Margaret Holloway ’74
Saying goodbye to Margaret Holloway By Joan Channick
This piece first appeared in the Yale Alumni Magazine. Joan Channick is the chair of the Yale School of Drama’s theater management department.
Margaret Holloway ’80MFA [Yale], known in New Haven as “the Shakespeare Lady,” died May 30 of COVID-19, at age 68, in Yale New Haven Hospital.
A minister’s daughter from Albany, Georgia, Holloway attended Northfield Mount Hermon School, where she was one of the few Black students. She blossomed at Bennington College. Her friend Laura Spector recalls that Holloway, the theater department’s “queen,” stood out for her “talent, poise, and charisma.”
Holloway entered Yale School of Drama as an acting student, left, then returned to study directing. By all accounts she was a passionate theater artist. She nurtured those around her, though her intensity intimidated some. Her thesis focused on a “theater of hunger,” an all too apt intimation of what lay ahead.
Three years after graduation, Holloway’s schizophrenia emerged. She was resilient, surviving for four decades as a street performer whose recitations of Shakespeare enlivened the city. She often performed in front of Willoughby’s or near Chapel and York. She was occasionally arrested for panhandling.
I first encountered Margaret’s performances when I was a drama student in the late 1980s, but we really got to know one another in the early 1990s, when I was the Yale Rep’s marketing director. The late Earle Gister, associate dean and chair of the acting department, asked me to hire Margaret as a telemarketer; she needed income to qualify for an apartment. I agreed, but the arrangement didn’t last long. After that, we talked more when we met on the street. When I moved back to New Haven in 2006, after 12 years away, I was astonished that Margaret greeted me by name the first time she saw me.
In April 2018, when Margaret could no longer walk well enough to recite on the street, she moved from a supportive housing facility to a nursing home. Though she regretted her loss of independence, the nursing home provided stability: physical therapy, health care, meals, showers, clean clothes, a television. When I once suggested that we go out into the courtyard to enjoy the sunshine, she said that her room was “the cleanest place I’ve lived in 30 years” and she had no desire to venture out of it.
Although medication kept her schizophrenia at least superficially controlled, she was fully aware of the impact the disease had on her life.
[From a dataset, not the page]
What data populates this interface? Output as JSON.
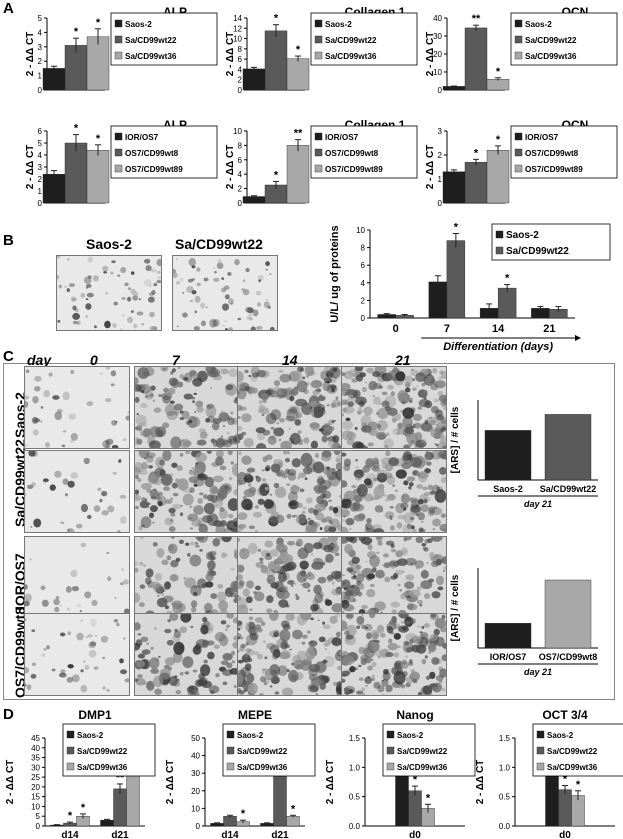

She had no peace except when she was asleep, but she often stayed up all night watching television or listening to ’60s music to fend off the hallucinations that assailed her. She couldn’t concentrate well enough to read—a bitter irony for someone who loved literature.
I visited her monthly, bringing her toiletries, notebooks, pens, and treats. We talked mostly about theater. She asked about the School of Drama and reminisced about performances she had given or directed. She’d wonder “whatever happened to” theater colleagues, and I’d tell her what I knew of their careers. We remembered when she attended the School of Drama’s holiday party at the Yale Club in New York City several years ago. Someone bought her a new dress, a winter coat, and a train ticket, and she proudly held court at a prominent table.
We last met in early March, after which visitors were prohibited, but stayed in touch through April. Margaret was frightened of contracting COVID-19 and being stuck in the nursing home without seeing her friends. Sadly, those fears were realized. My phone calls went unanswered for two weeks, until mid-May, when a nurse told me she was in the hospital.
Margaret Holloway’s love of theater and of people sustained her. Memories of Bennington and Yale, where she was young, healthy, and creative, remained vivid. She could speak authoritatively about directing Macbeth or animatedly recite speeches from Hamlet. Performing was a way to maintain her dignity—seeking an exchange with an audience, rather than a handout. She generously shared her art with friends and passersby, some of whom, like me, became friends. She is missed.